Coronavirus a Bergamo, appello di 243 sindaci: “Fermiamoci davvero”

Coronavirus Bergamo

Prosegue inesorabile l’emergenza Coronavirus: in una costante e drammatica lotta contro il tempo, è Bergamo uno dei comuni più colpiti. Perché l’area non sia diventata zona rossa, se lo domandano in molti. Tra loro c’è persino il professor Roberto Remuzzi.

Gli ospedali sono al collasso, i posti letto in terapia intensiva ormai esauriti. Il personale sanitario è stremato. Al dolore fisico, tra mascherine che soffocano, guanti che provocano abrasioni, tute che fanno sudare, protezioni che lasciano lividi, si aggiunge quell’implacabile dolore interiore. Non importa l’età, la malattia, il quadro clinico più o meno compresso: alla morte non ci si abituerà mai. La città, così affascinante nelle sue vie del centro, così romantica e suggestiva nella sua parte alta, è irriconoscibile, spettrale. Danno tormento le immagini devastanti tra le corsie degli ospedali, dove sono moltissimi i pazienti intubati. I più gravi non ci usciranno mai, muoiono con gli stessi vestiti che avevano indosso quando sono stati ricoverati: completamente soli. Lo strazio di chi sta male resta impresso e fa soffrire.

Ora 243 sindaci di Comuni della Bergamasca hanno inviato una lettera al premier Giuseppe Conte e al governatore della Lombardia Attilio Fontana. L’appello è quello di applicare misure più rigide e severe per impedire un’ulteriore propagazione del contagio. La zona non riesce più a far fronte all’emergenza.

Coronavirus a Bergamo, l’appello dei sindaci

Niente flash mob, niente canti sui balconi. La gente non esce di casa, ma la morte aleggia indisturbata e continua a mietere vittime. Il picco dell’epidemia non è ancora stato raggiunto, ma nella Bergamasca, con 385 vittime in una settimana, l’apice del dolore è già stato toccato. Oltre 10 pagine di necrologi sull’Eco di Bergamo confermano la gravità del problema. Di morte non se ne vuole più sentir parlare. Eppure tra le strade della città l’esercito trasporta bare che non trovano posto.

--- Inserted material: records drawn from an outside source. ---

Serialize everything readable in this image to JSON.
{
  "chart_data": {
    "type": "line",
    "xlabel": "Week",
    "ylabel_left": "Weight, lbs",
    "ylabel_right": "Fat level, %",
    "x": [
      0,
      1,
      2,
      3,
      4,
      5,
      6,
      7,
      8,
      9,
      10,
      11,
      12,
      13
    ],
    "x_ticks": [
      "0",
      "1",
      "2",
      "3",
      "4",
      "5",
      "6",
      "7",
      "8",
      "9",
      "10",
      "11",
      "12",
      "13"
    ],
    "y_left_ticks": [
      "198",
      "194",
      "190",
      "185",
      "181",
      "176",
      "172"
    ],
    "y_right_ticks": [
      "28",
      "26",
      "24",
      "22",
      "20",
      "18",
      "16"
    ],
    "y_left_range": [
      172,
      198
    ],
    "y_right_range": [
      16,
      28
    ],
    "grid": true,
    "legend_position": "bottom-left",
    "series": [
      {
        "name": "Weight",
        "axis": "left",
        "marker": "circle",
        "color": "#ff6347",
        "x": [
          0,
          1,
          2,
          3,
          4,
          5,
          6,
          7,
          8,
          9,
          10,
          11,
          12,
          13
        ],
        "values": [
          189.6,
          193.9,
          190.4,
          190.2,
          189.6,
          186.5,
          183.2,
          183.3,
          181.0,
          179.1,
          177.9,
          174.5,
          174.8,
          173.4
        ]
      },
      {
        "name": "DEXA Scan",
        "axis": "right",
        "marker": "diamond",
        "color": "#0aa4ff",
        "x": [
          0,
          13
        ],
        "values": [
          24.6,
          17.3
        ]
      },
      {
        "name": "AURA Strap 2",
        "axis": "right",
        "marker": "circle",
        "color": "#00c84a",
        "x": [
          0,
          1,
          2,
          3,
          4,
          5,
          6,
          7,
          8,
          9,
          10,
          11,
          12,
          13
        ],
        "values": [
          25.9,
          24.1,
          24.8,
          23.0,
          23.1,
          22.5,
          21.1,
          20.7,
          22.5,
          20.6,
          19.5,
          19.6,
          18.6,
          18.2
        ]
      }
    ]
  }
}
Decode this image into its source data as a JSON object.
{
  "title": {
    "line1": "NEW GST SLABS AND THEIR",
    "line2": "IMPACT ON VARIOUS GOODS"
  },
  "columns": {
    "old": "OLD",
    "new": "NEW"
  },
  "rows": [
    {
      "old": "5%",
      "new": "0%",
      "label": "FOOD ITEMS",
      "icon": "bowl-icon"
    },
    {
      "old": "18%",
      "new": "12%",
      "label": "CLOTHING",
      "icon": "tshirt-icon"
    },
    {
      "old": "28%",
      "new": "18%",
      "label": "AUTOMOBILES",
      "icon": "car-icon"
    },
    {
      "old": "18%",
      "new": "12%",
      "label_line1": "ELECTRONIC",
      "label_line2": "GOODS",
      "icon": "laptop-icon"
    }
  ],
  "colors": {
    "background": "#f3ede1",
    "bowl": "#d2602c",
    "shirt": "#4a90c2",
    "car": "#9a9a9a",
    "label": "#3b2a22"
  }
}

A partire dal sindaco di Bergamo, Giorgio Gori, sono 243 i primi cittadini dei comuni bergamaschi che hanno deciso di inviare una seria richiesta di aiuto al premier Conte e al governatore lombardo Fontana. “Al momento riteniamo che l’adozione di nuovi provvedimenti restrittivi possa rappresentare l’unica soluzione per una tragedia che sembra non avere fine“, sono le parole strazianti scritte nella lettera.

È arrivato il momento di fermarci, ma per davvero. Confidiamo in voi”, è l’appello dei sindaci. A chi sta bene viene chiesto uno sforzo banale: restare in casa, proteggere così chi soffre, evitando contatti e possibili nuovi contagi.